The session offered new tools, as well as insight into the mindset of the so-called black hat, or malicious hacker, community, said one enthusiastic attendee, who works for a security consulting company that secures Web servers for the financial sector. The two presenters, German security consultants "FX" and Halvar Flake, spoke about taking advantage of new-found holes, known as zero-day Web-based vulnerability exploitation.
Finding vulnerabilities to exploit is real work, the presenters said. The large, packed crowd listened to them talk about "making script kiddies into real hackers," referring to novice hacker wannabes who simply use other hackers' tools to deface Web sites.
The pair outlined the procedural steps of drilling down and finding Web server weaknesses--effectively offering tips to those who want to do so, but also providing knowledgeable warning to those who guard against such action.
"You've got to like assembly language, because you'll be spending lots of time with it, and it'll make your head hurt," Flake said, referring to the detailed functionality of the low-level programming language. They also advised would-be hackers that they need to know the programming language better than the programmer of the Web site they want to crack.
FX and Flake also humorously offered opposing views on which programming or scripting language is better suited to automate the process of disabling a Web server.
FX advised attendees to "become a C language lawyer so you can find ambiguities in the code," likening familiarity with programming code to an attorney's understanding of the intricacies of the law.
Armed for Defense
The presentation was not really intended to make script kiddies into malicious hackers, but rather to tell "people how not to be a script kiddie and instead do useful work," Flake said after his talk.
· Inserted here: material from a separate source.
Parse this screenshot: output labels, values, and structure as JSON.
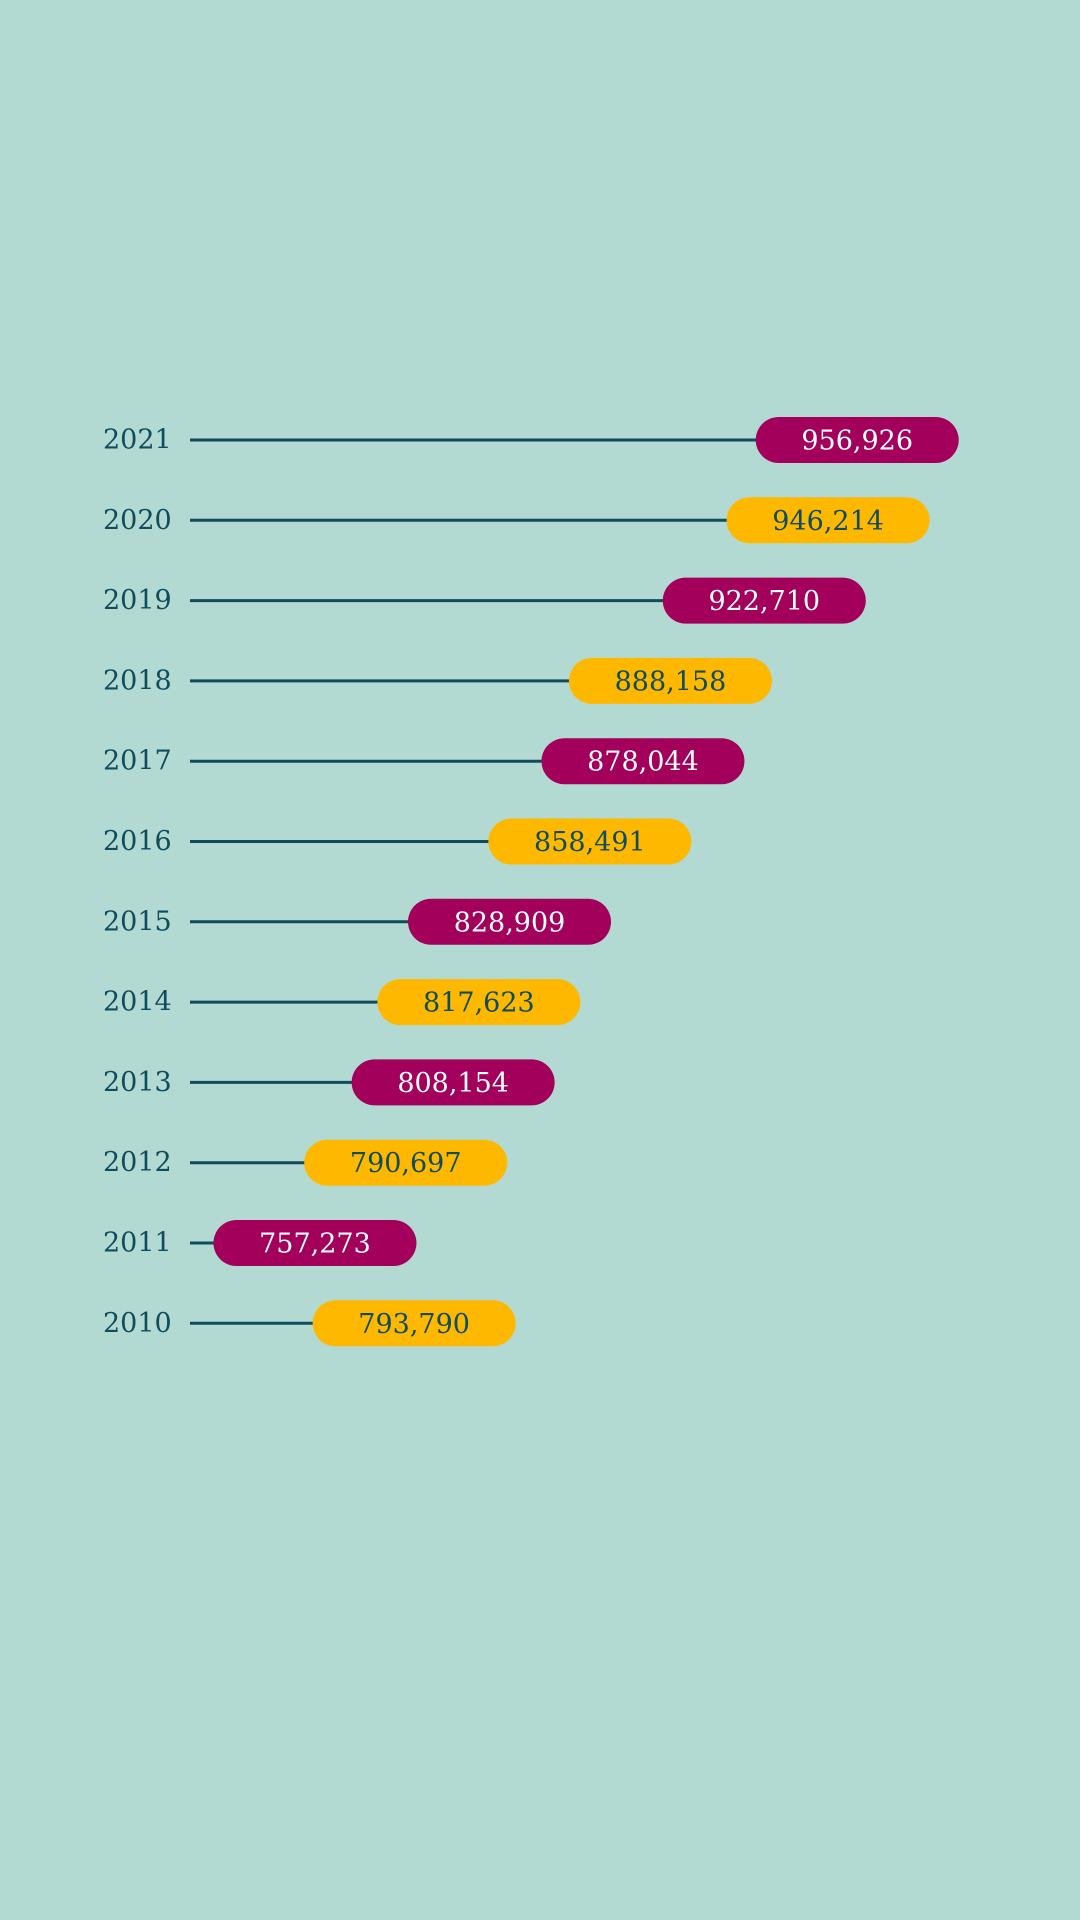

Wannabe hackers should do something useful with their time, he added, saying he hoped they would realize the intellectual challenge of understanding the underlying Web technologies and "see that it's exciting taking things apart instead of just defacing Web pages."
"A lot of kids will realize that [finding Web-based vulnerabilities] is hard work, and do something else," Flake added.
The security consultant in the audience said she appreciated the presenters' emphasis that finding Web-server bugs to take advantage of is a time-consuming and difficult process--but noted that offering such a challenge only makes the exercise more attractive for the tenacious. The session may be "dropping script kiddies, but helping those that are interested in robbing the bank," she added.
Still, the insight she gained will makes her job easier, she said. The detailed presentation provided useful programming tools as well as knowledge to help her anticipate and replicate a black-hat hacker's tactics--"to be a black hat so I can attack a bank's Web site and save them millions, if not billions of dollars," she said.